Tabi herkesin de çok iyi bildiği gibi, akaryakıttaki fiyat artışları, domino etkisi yapıyor, iğneden ipliğe her şeyin fiyatı yükseliyor…
Seçim öncesi bulunduğu iddia edilen petrol yatakları da işe yaramıyor. Aslında bu petrol bulma hikayesi çok eskilere dayanıyor. Demokrat Parti’nin ilk yıllarında da bolca kuyu açmışız; Trakya’da, Çukurova’da sürekli petrol bulmuşuz. Ama ne hikmetse hep seçim öncelerinde çıkıyor bu kaynaklar. Sonra unutuluyor...
“ Lozan’ın üzerinden 100 yıl geçtikten sonra bu kaynaklar bizim olacak “ safsatasına gönül bağlayan insanlar, petrol bulunduğuna neden inanmasınlar değil mi ! Günümüzde bulunan yeraltı kaynakları listesine Doğalgaz da eklendi. Her seçim öncesinde zengin yataklara ulaşıldı, devamında yüksek faturalar! Önümüz kış, Doğalgaza bindirilecek zamları düşünmek bile istemiyorum. Zaten yurttaşlar da artık kanıksadı. Petrol ve doğalgaz bulundu açıklamaları gelince, okkalı zamlara hazırlık yapıldığını hemen anlıyorlar. Özelikle motorine gelen zamlar insanların psikolojisini bozmaya başladı. Gün geçmiyor ki zam gelmesin!..

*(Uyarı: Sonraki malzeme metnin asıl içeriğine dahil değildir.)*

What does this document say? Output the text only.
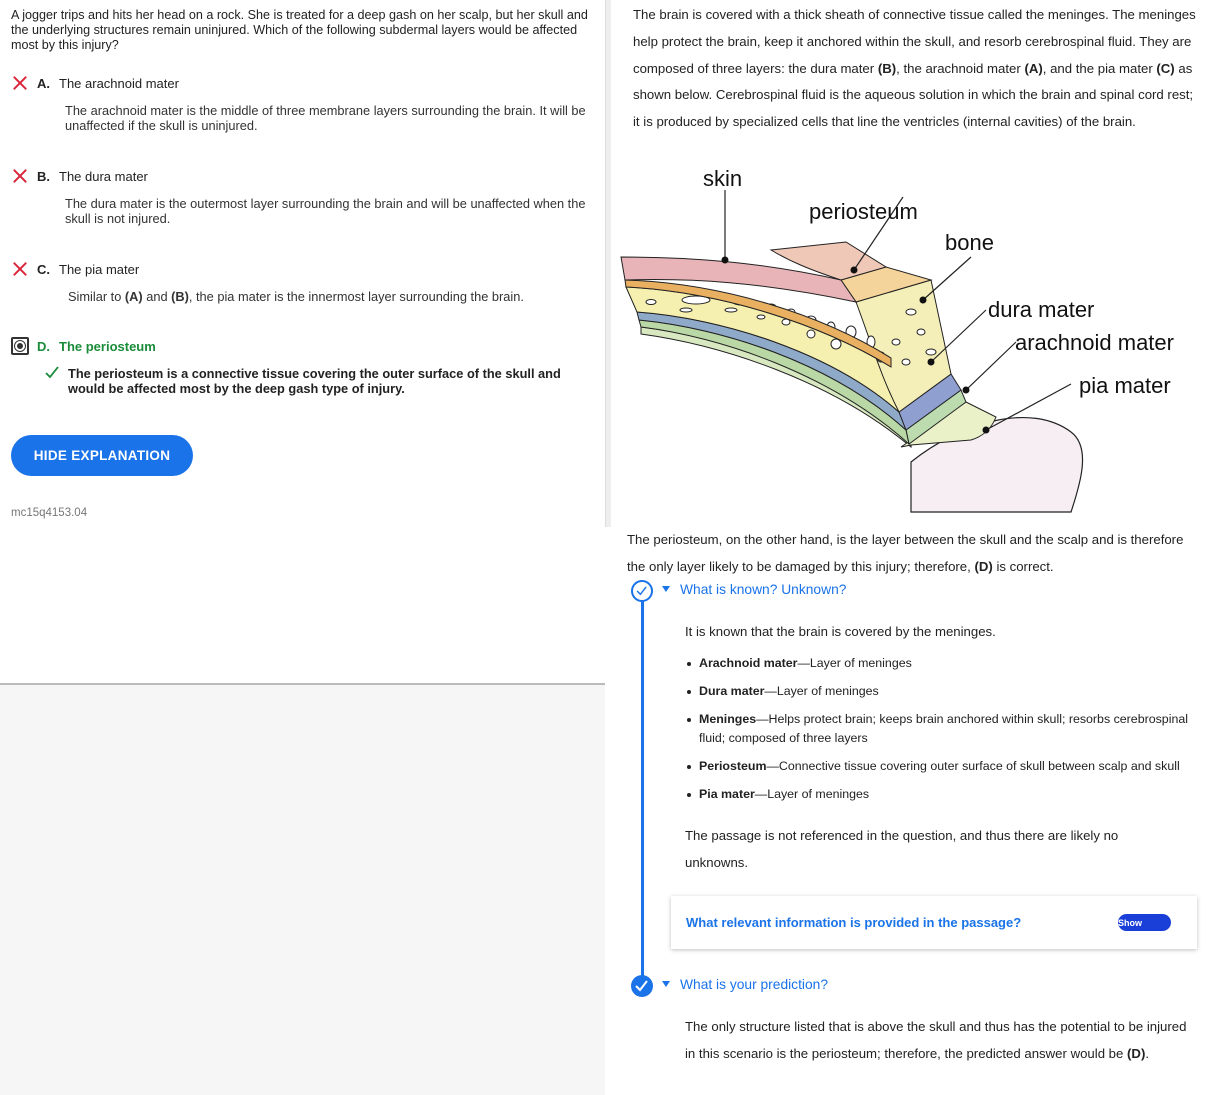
A jogger trips and hits her head on a rock. She is treated for a deep gash on her scalp, but her skull and the underlying structures remain uninjured. Which of the following subdermal layers would be affected most by this injury?
A. The arachnoid mater
The arachnoid mater is the middle of three membrane layers surrounding the brain. It will be unaffected if the skull is uninjured.
B. The dura mater
The dura mater is the outermost layer surrounding the brain and will be unaffected when the skull is not injured.
C. The pia mater
Similar to (A) and (B), the pia mater is the innermost layer surrounding the brain.
D. The periosteum
The periosteum is a connective tissue covering the outer surface of the skull and would be affected most by the deep gash type of injury.
HIDE EXPLANATION
mc15q4153.04
The brain is covered with a thick sheath of connective tissue called the meninges. The meninges help protect the brain, keep it anchored within the skull, and resorb cerebrospinal fluid. They are composed of three layers: the dura mater (B), the arachnoid mater (A), and the pia mater (C) as shown below. Cerebrospinal fluid is the aqueous solution in which the brain and spinal cord rest; it is produced by specialized cells that line the ventricles (internal cavities) of the brain.
skin
periosteum
bone
dura mater
arachnoid mater
pia mater
The periosteum, on the other hand, is the layer between the skull and the scalp and is therefore the only layer likely to be damaged by this injury; therefore, (D) is correct.
What is known? Unknown?
It is known that the brain is covered by the meninges.
Arachnoid mater—Layer of meninges
Dura mater—Layer of meninges
Meninges—Helps protect brain; keeps brain anchored within skull; resorbs cerebrospinal fluid; composed of three layers
Periosteum—Connective tissue covering outer surface of skull between scalp and skull
Pia mater—Layer of meninges
The passage is not referenced in the question, and thus there are likely no unknowns.
What relevant information is provided in the passage?	Show
What is your prediction?
The only structure listed that is above the skull and thus has the potential to be injured in this scenario is the periosteum; therefore, the predicted answer would be (D).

1979 yılında iktidara gelen Demokrat Parti lideri rahmetli Demirel, “CHP benzin bıraktı da biz mi içtik” sözüyle bir önceki iktidarı daha doğrusu Ecevit hükümetini eleştiriyordu. Değişen hiçbir şey yok!.. “Petrol bulundu” açıklamalarına karşılık, ne zaman çıkarılacak, kapasitesi ne kadar, kalitesi nasıl gibi sorular yöneltilince eleştiri okları muhalefete dönüyor ve suçlanıyorlar. Hep 50 liralık alanların sesi- soluğu pek çıkmıyor. Üstüne üstlük fazla sürmez, büyük ihtimalle akaryakıtın litre fiyatı 50 liraya dayanır. Hadi o zaman da 50 liralık alsınlar da görelim!!!